Japan is an extraordinary country and, if you are European like me, sometimes you will probably feel as if you were visiting another planet. In fact, there are so many peculiar things in Japan that it can be extremely difficult to write down a list such as this one. There are plenty of fun and interesting facts about Japan and its culture, I just picked up the 10 that struck me most. Some of these have been part of my day to day during the 15 days I spent there.
- Konbini are the typical convenience stores in Japan; FamilyMart, Lawson and 7-Eleven are the most well-known chains. They are open 24/7 and therefore can save your life if you are hungry at night, if you realize you forgot your toothbrush, but also if you need any type of service, such as booking an hotel, sending a parcel, withdrawing cash at an ATM machine, or accessing the internet. The Japanese can also pay their bills here. If you are walking around in big cities, you will literally find a Konbini at every corner, but they are also present in rural areas.
- There is only one thing in Japan that can save your life more than a Konbini: the drink vending machines that you will find everywhere, in subways, train stations, bus stations, schools, offices, public parks, next to any type of shop. Here you will find a varied selection of bottled and canned drinks: among them, water, sodas, teas, and sport drinks. This can be handy if you are walking around the city on a very hot day!
- While visiting Okunoin cemetery in Koyasan, but also in other temples, I noticed that several Buddha statues wore red bibs. These represent offers to dead children: their mother leave them on the statues to bring them luck in the afterlife.
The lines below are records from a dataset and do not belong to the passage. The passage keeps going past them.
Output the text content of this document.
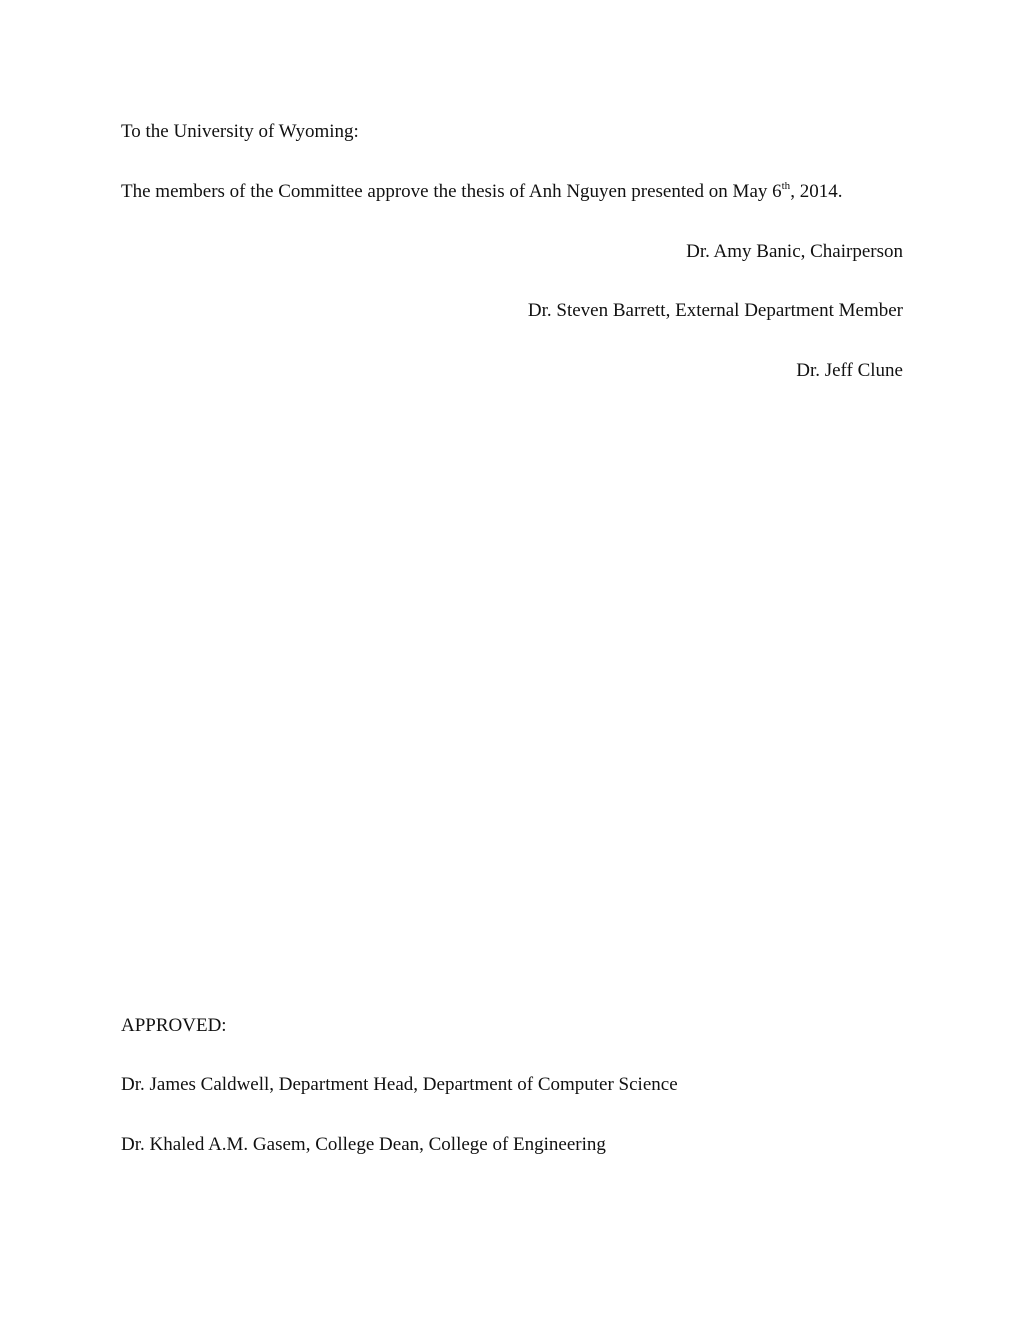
To the University of Wyoming:
The members of the Committee approve the thesis of Anh Nguyen presented on May 6th, 2014.
Dr. Amy Banic, Chairperson
Dr. Steven Barrett, External Department Member
Dr. Jeff Clune
APPROVED:
Dr. James Caldwell, Department Head, Department of Computer Science
Dr. Khaled A.M. Gasem, College Dean, College of Engineering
- During my trip I took a lot of trains, on long distances but also to move around in big cities. Well, I was fascinated and shocked at the same time by the number of people who fall asleep on the train. First of all, because they fall asleep and completely leave their personal belongings in thrall to pickpockets (but apparently no one would steal your phone in Japan, while this behavior would not be safe at all in European or US cities, hence my reaction). Then, because I realized that this is often the consequence to a very simple thing: the average Japanese who lives in the outskirts of the city and commutes every day lives a very tiring life. The Japanese have a long working hours culture; if you add another 2 hours of commuting (or more) per day, you would quickly realize that surrendering to sleepiness while on the train is a necessary hack in order to gain more sleeping time.
- Another peculiarity, on Japanese metro trains, is the existence of the so-called “Women Only” passenger cars. These were created in order to protect women from random gropers that would take advantage of full train passenger cars to let their hands slip here and there. During peak hours, only women can access these carriages. You can recognize them from the pink signs on the platforms and on the car.
- While walking around, you will be seeing some weird places who look like the slot machine rooms in Vegas. These places are very noisy (some kind of video-game music is played inside, and the volume is pumped up) and full of flashing lights: they are Pachinko parlors. Pachinko is the typical mechanical arcade game in Japan, and it is also a gambling device (hence the parallel with slot machines). In Pachinko parlors, you will see rows of humans sitting in front of machines, as if they were hypnotized by the game (and, partly, by the music and the lights).
- People often use surgical masks to walk in the street, but also when they are inside. You will see this everywhere, starting from the airport to the shopping areas, or inside the metro or any office. This is mainly due to hygienic reasons: Japanese people do not want to breathe their germs all over the place when they are sick. But surgical masks are also a protection against hay fever, and this is the reason why they are even more common during the spring.
- On a sad note, I recently read scaring stats about karoshi: this word indicates suicide for too much work. As previously mentioned, the Japanese tend to work very long hours, and the corporate life is very strict and full of hierarchical rules. This is why karoshi has become a reality: as people drown in work, their life becomes mix of stress and anxiety, and they end up seeking the extreme relief in suicide. More than 200 people loose their life this way in Japan, every year. As work-life balance is more and more valued in the Western culture nowadays, these stats are very scaring.
- Most of the restaurants in Japan display plastic replicas of their available dishes. The replicas are generally exposed in a window near their entrance. This will help you getting an idea of what is on the menu: it is indeed helpful for tourists who don’t speak Japanese. In case you don’t find the replicas, don’t freak out: it is very likely that the menu will have pictures. You just need to point your finger at the dish that inspires you most!
- One of the things I noticed while walking around in Japan is that girls tend to walk with their feet pointed inwards, which I found weird. In Japan, this is considered a nice way to walk for women, as this is how you should normally walk while you are wearing a kimono or yukata (which is basically the home version of a kimono). Besides that, the pigeon toe (the common way to describe this way of walking) can also be a consequence of sitting in seiza since the childhood. In fact, this position requires folding one’s legs underneath one’s thighs, while resting the buttocks on the heels, constantly weighting on them and pushing the toes inwards.
I am sure you will notice these things if you are traveling to Japan. If you have already been, I am would like to know which curious things surprised you most!